753 F.3d 729
7th Cir.2014Background
- From 2005–2008 Arojojoye organized a multi-year fraud scheme creating fake IDs, fictitious businesses, and mailboxes to open bank and merchant accounts and cash stolen checks and convenience checks.
- He recruited and paid co‑defendants (notably Kormoi and Henderson) to open mail drops and conduct transactions; he also purchased stolen credit card numbers and generated false invoices to receive merchant payments.
- Law enforcement seized extensive evidence from his car at arrest; investigations showed over 15 fictitious businesses, dozens of stolen identities, and losses exceeding $1,000,000.
- Arojojoye pleaded guilty to bank fraud (18 U.S.C. § 1344) and aggravated identity theft (18 U.S.C. § 1028A(a)(1)); remaining counts were dismissed under a plea agreement.
- The PSR applied multiple Guidelines increases (loss > $1,028,818; 50+ victims; sophisticated means; manager/supervisor), yielding an advisory range of 97–121 months; the court imposed 85 months on bank fraud plus a consecutive 24 months for identity theft (total 109 months).
Issues
| Issue | Arojojoye's Argument | Government's/Respondent's Argument | Held |
|---|---|---|---|
| Sufficiency of plea to aggravated identity theft (§1028A) | He did not admit knowing the ID belonged to a real person (Flores‑Figueroa requires knowledge). | Record contains multiple admissions that the identity (Lizel Emborgo) was real and that he possessed her SSN and DOB. | Plea was supported by a factual basis; conviction affirmed. |
| Four‑level enhancement for 50+ victims (U.S.S.G. §2B1.1(b)(2)) | Application of the broader, post‑offense definition violated the Ex Post Facto Clause (Peugh). | Even if newer Guidelines applied, court stated it would impose the same sentence under the older Guidelines, making any error harmless. | Enhancement/error harmless under Peugh/Rabiu; sentence affirmed. |
| Three‑level role enhancement for manager/supervisor (§3B1.1(b)) | He did not supervise others; at most he supplied materials. | He recruited, instructed, paid, and directed at least two co‑defendants (Henderson, Kormoi); scheme involved 5+ participants. | No plain error: enhancement upheld. |
| Attribution of $441,899.03 Navistar loss | That large loss was unforeseeable and undertaken solely by other co‑schemers. | As creator of documents and mailboxes and participant in the joint scheme, the Navistar loss was reasonably foreseeable and attributable. | District court’s loss finding not clearly erroneous; amount attributed to him. |
| Sophisticated‑means two‑level enhancement (§2B1.1(b)(9)(C)) | He contests the enhancement. | He expressly waived/consented to this enhancement in his sentencing submissions. | Waived; alternatively no plain error given extensive, multi‑year, document‑creation scheme. |
Key Cases Cited
- Flores‑Figueroa v. United States, 556 U.S. 646 (Sup. Ct. 2009) (knowledge that identification belonged to another person required for §1028A).

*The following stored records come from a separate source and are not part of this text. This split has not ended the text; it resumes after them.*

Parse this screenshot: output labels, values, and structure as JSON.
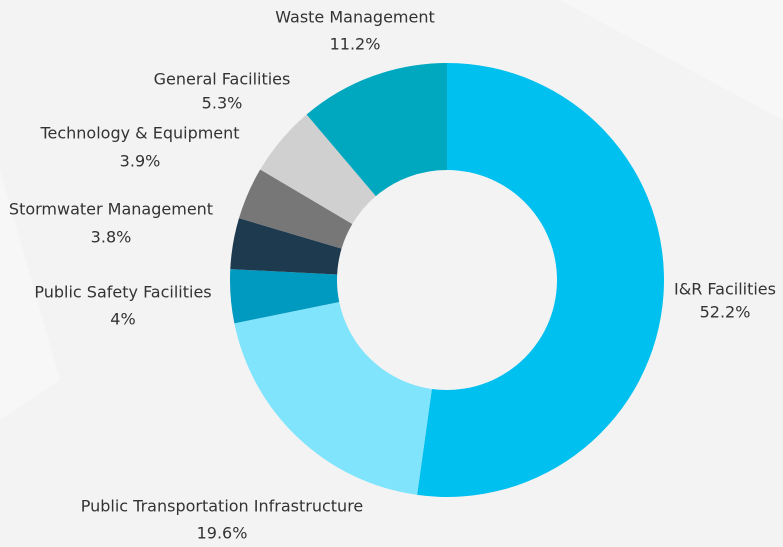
{
  "chart_data": {
    "type": "donut",
    "categories": [
      "I&R Facilities",
      "Public Transportation Infrastructure",
      "Public Safety Facilities",
      "Stormwater Management",
      "Technology & Equipment",
      "General Facilities",
      "Waste Management"
    ],
    "values": [
      52.2,
      19.6,
      4,
      3.8,
      3.9,
      5.3,
      11.2
    ],
    "value_labels": [
      "52.2%",
      "19.6%",
      "4%",
      "3.8%",
      "3.9%",
      "5.3%",
      "11.2%"
    ],
    "colors": [
      "#00c0ef",
      "#80e4fc",
      "#0099bf",
      "#1e3a4f",
      "#777777",
      "#d0d0d0",
      "#00a8bf"
    ]
  }
}
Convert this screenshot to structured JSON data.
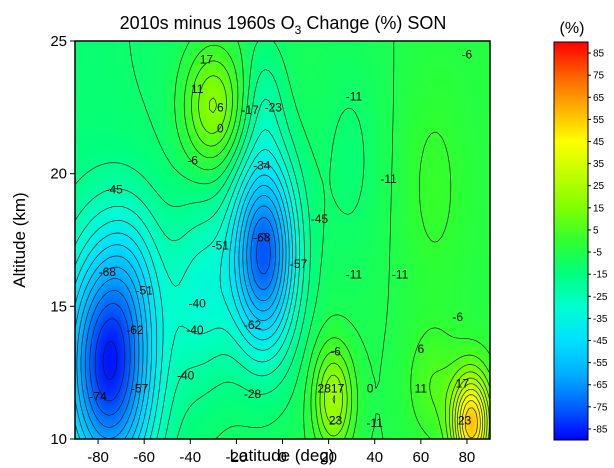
{
  "chart_data": {
    "type": "heatmap",
    "title": {
      "prefix": "2010s minus 1960s O",
      "subscript": "3",
      "suffix": " Change (%)   SON"
    },
    "xlabel": "Latitude (deg)",
    "ylabel": "Altitude (km)",
    "xlim": [
      -90,
      90
    ],
    "ylim": [
      10,
      25
    ],
    "xticks": [
      -80,
      -60,
      -40,
      -20,
      0,
      20,
      40,
      60,
      80
    ],
    "yticks": [
      10,
      15,
      20,
      25
    ],
    "colorbar": {
      "title": "(%)",
      "min": -90,
      "max": 90,
      "ticks": [
        85,
        75,
        65,
        55,
        45,
        35,
        25,
        15,
        5,
        -5,
        -15,
        -25,
        -35,
        -45,
        -55,
        -65,
        -75,
        -85
      ],
      "colors": [
        "#0000ff",
        "#0060ff",
        "#00b0ff",
        "#00e0ff",
        "#00ffd0",
        "#00ff80",
        "#30ff30",
        "#80ff00",
        "#c0ff00",
        "#ffff00",
        "#ffb000",
        "#ff6000",
        "#ff0000"
      ]
    },
    "contour_interval": 5.68,
    "grid": false,
    "features": [
      {
        "lat": -75,
        "alt": 12.8,
        "amp": -74,
        "sx": 14,
        "sy": 3.2
      },
      {
        "lat": -65,
        "alt": 16.5,
        "amp": -10,
        "sx": 10,
        "sy": 2.0
      },
      {
        "lat": -8,
        "alt": 17.0,
        "amp": -68,
        "sx": 10,
        "sy": 2.6
      },
      {
        "lat": -35,
        "alt": 15.5,
        "amp": -20,
        "sx": 10,
        "sy": 2.5
      },
      {
        "lat": -30,
        "alt": 22.5,
        "amp": 28,
        "sx": 9,
        "sy": 1.6
      },
      {
        "lat": -8,
        "alt": 22.8,
        "amp": -10,
        "sx": 6,
        "sy": 1.5
      },
      {
        "lat": 22,
        "alt": 11.5,
        "amp": 30,
        "sx": 6,
        "sy": 1.4
      },
      {
        "lat": 30,
        "alt": 20.5,
        "amp": -6,
        "sx": 10,
        "sy": 3.0
      },
      {
        "lat": 65,
        "alt": 19.5,
        "amp": 6,
        "sx": 10,
        "sy": 3.0
      },
      {
        "lat": 82,
        "alt": 10.6,
        "amp": 60,
        "sx": 6,
        "sy": 1.3
      },
      {
        "lat": 65,
        "alt": 12.0,
        "amp": 10,
        "sx": 8,
        "sy": 1.5
      }
    ],
    "base": {
      "value": -8,
      "lat_slope": 0.05
    },
    "contour_labels": [
      {
        "text": "17",
        "lat": -33,
        "alt": 24.3
      },
      {
        "text": "11",
        "lat": -37,
        "alt": 23.2
      },
      {
        "text": "6",
        "lat": -27,
        "alt": 22.5
      },
      {
        "text": "0",
        "lat": -27,
        "alt": 21.7
      },
      {
        "text": "-17",
        "lat": -14,
        "alt": 22.4
      },
      {
        "text": "-23",
        "lat": -4,
        "alt": 22.5
      },
      {
        "text": "-11",
        "lat": 31,
        "alt": 22.9
      },
      {
        "text": "-6",
        "lat": 80,
        "alt": 24.5
      },
      {
        "text": "-6",
        "lat": -39,
        "alt": 20.5
      },
      {
        "text": "-34",
        "lat": -9,
        "alt": 20.3
      },
      {
        "text": "-45",
        "lat": -73,
        "alt": 19.4
      },
      {
        "text": "-11",
        "lat": 46,
        "alt": 19.8
      },
      {
        "text": "-45",
        "lat": 16,
        "alt": 18.3
      },
      {
        "text": "-51",
        "lat": -27,
        "alt": 17.3
      },
      {
        "text": "-68",
        "lat": -9,
        "alt": 17.6
      },
      {
        "text": "-68",
        "lat": -76,
        "alt": 16.3
      },
      {
        "text": "-51",
        "lat": -60,
        "alt": 15.6
      },
      {
        "text": "-57",
        "lat": 7,
        "alt": 16.6
      },
      {
        "text": "-11",
        "lat": 31,
        "alt": 16.2
      },
      {
        "text": "-11",
        "lat": 51,
        "alt": 16.2
      },
      {
        "text": "-40",
        "lat": -37,
        "alt": 15.1
      },
      {
        "text": "-6",
        "lat": 76,
        "alt": 14.6
      },
      {
        "text": "-62",
        "lat": -64,
        "alt": 14.1
      },
      {
        "text": "-40",
        "lat": -38,
        "alt": 14.1
      },
      {
        "text": "-62",
        "lat": -13,
        "alt": 14.3
      },
      {
        "text": "-6",
        "lat": 23,
        "alt": 13.3
      },
      {
        "text": "6",
        "lat": 60,
        "alt": 13.4
      },
      {
        "text": "-40",
        "lat": -42,
        "alt": 12.4
      },
      {
        "text": "-57",
        "lat": -62,
        "alt": 11.9
      },
      {
        "text": "-28",
        "lat": -13,
        "alt": 11.7
      },
      {
        "text": "2817",
        "lat": 21,
        "alt": 11.9
      },
      {
        "text": "0",
        "lat": 38,
        "alt": 11.9
      },
      {
        "text": "11",
        "lat": 60,
        "alt": 11.9
      },
      {
        "text": "17",
        "lat": 78,
        "alt": 12.1
      },
      {
        "text": "-74",
        "lat": -80,
        "alt": 11.6
      },
      {
        "text": "23",
        "lat": 23,
        "alt": 10.7
      },
      {
        "text": "-11",
        "lat": 40,
        "alt": 10.6
      },
      {
        "text": "23",
        "lat": 79,
        "alt": 10.7
      }
    ]
  }
}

- Peugh v. United States, 133 S. Ct. 2072 (Sup. Ct. 2013) (Ex Post Facto Clause bars retrospective application of Guidelines that increase punishment).
- Rabiu v. United States, 721 F.3d 467 (7th Cir. 2013) (harmlessness when district court states it would impose same sentence under older Guidelines).
- Muratovic v. United States, 719 F.3d 809 (7th Cir. 2013) (plain‑error standard for unchallenged guilty plea on appeal).
- Aslan v. United States, 644 F.3d 526 (7th Cir. 2011) (defendant may be held accountable for co‑schemers’ actions reasonably foreseeable as part of jointly undertaken activity).
- Weaver v. United States, 716 F.3d 439 (7th Cir. 2013) (clarifies application of role enhancements; contrasts mere supplier vs. supervisor).
- Adeniji v. United States, 221 F.3d 1020 (7th Cir. 2000) (foreseeability assessed by cumulative contextual evidence).
- Wang v. United States, 707 F.3d 911 (7th Cir. 2013) (scope of jointly undertaken activity and foreseeability reviewed for clear error).